Bring
Your Own Encryption provides companies with a viable way to address data
sovereignty concerns in a cloud environment.
CAIRO, Egypt, 10th
December, 2015: While cloud computing, virtualisation, and other
enabling technologies are integral to the Always-On business, Gregg Petersen, Regional Director, Middle
East and SAARC at Veeam Software, feels it should not detract from the
importance of security. He discusses how Bring Your Own Encryption (BYOE) could
reprioritise this for decision-makers in Egypt.
“The
BYOE security model gives cloud customers complete control over the encryption
of their data. In essence, this enables them to use a virtualised example of
their own encryption software together with the applications they are hosting
in the cloud, to encrypt their data. At the same time, cloud providers are
finding innovative ways to let users manage their encryption keys,” he says.
Up
to now, questions around data sovereignty drove the majority of decisions
around moving to the cloud. After all, having corporate data being subjected to
the laws of the country in which it is located has created additional
challenges for CIOs the globe over.
With
BYOE, it does not matter where organisational data resides as the company has
its own encryption key.
This
places the onus on the business to encrypt the data locally before storing it
offshore. Given the connectedness of the world and the extent at which people
access back-end corporate data using a myriad of devices irrespective of
location, this is an especially empowering way of going about security.
It
is a great way of diversifying the backup strategy of an organisation. Not only
does it mean there are local and off-site copies available, it also provides
decision-makers with the added peace of mind that the data is secure from
prying eyes.
“Of
course, this does not mean companies should embark on a mass exodus and migrate
to international solutions providers. Instead, BYOE gives companies the
flexibility to use local cloud providers as their primary option and offshore
data centres as additional backups once the data is encrypted,” says Gregg.
However,
when it comes to this model one of the biggest concerns is what happens if the
encryption key is lost?
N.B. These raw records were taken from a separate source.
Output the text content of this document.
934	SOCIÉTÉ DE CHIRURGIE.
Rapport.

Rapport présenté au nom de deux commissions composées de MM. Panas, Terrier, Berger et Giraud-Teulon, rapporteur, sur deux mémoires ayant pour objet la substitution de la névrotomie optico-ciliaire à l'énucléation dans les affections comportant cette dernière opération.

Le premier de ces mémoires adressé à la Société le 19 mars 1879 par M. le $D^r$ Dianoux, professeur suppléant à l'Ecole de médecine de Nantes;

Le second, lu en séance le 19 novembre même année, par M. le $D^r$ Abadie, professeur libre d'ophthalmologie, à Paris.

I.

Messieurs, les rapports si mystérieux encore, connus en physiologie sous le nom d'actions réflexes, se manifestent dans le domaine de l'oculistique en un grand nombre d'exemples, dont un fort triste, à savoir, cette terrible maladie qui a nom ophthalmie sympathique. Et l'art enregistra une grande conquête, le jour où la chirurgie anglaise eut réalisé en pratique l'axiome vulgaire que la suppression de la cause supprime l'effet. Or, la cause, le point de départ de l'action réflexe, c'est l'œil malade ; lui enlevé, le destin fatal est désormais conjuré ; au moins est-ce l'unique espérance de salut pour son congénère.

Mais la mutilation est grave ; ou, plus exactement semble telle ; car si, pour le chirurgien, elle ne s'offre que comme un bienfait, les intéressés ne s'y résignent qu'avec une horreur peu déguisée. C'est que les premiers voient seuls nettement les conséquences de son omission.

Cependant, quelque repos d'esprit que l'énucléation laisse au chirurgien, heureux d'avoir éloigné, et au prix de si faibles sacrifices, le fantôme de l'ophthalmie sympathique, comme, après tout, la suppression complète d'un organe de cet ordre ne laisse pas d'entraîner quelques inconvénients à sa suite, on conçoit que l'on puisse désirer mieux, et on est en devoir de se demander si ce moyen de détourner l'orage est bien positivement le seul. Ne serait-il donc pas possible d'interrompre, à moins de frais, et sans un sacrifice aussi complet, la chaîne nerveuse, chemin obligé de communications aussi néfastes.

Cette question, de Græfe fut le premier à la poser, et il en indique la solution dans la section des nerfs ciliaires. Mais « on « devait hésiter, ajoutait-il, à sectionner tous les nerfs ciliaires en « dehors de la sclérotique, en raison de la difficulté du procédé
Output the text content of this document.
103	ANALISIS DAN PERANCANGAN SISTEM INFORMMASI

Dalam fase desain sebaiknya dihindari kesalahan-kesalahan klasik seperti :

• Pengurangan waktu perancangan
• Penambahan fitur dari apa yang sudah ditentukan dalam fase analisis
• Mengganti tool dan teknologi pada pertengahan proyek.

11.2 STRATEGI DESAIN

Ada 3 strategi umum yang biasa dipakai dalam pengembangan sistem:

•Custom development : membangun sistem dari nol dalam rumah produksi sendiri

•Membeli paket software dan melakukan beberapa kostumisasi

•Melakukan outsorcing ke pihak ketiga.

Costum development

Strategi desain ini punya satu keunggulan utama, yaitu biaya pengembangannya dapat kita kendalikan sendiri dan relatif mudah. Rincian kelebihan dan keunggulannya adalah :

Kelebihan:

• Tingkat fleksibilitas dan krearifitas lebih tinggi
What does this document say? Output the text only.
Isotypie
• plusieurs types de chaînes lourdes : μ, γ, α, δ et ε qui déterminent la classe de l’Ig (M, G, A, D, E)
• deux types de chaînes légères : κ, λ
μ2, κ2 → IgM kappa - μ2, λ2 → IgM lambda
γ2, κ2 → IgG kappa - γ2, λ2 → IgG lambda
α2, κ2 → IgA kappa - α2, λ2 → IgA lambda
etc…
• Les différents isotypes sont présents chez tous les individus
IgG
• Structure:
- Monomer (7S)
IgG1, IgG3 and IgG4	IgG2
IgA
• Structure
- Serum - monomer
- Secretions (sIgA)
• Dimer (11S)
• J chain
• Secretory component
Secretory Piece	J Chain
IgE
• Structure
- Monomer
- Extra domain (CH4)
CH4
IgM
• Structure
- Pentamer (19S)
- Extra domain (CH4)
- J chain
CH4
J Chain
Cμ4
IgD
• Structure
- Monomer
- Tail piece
After all, encryption is theoretically a single point
of failure that could see all corporate data lost.
“There
are ways to address this. As an example, Veeam has implemented a feature where it
can generate a new encryption key for the company. This is done once certain elements
have been verified and provides customers with a fail-safe solution around
encryption,” he adds.
However,
BYOE does not mean there is an inherent distrust towards cloud providers.
Rather, it is about securing corporate information as effectively as possible
to meet regulatory requirements.
“This
is where trust partnerships with vendors come in. If a corporate relies on a
service provider who understands its unique requirements, the best way to
enhance the relationship is to integrate BYOE. The Always-On business requires
an environment that is conducive to innovation and leveraging the best
technologies for the needs of the business. BYOE supplements that from a
security perspective,” he concludes.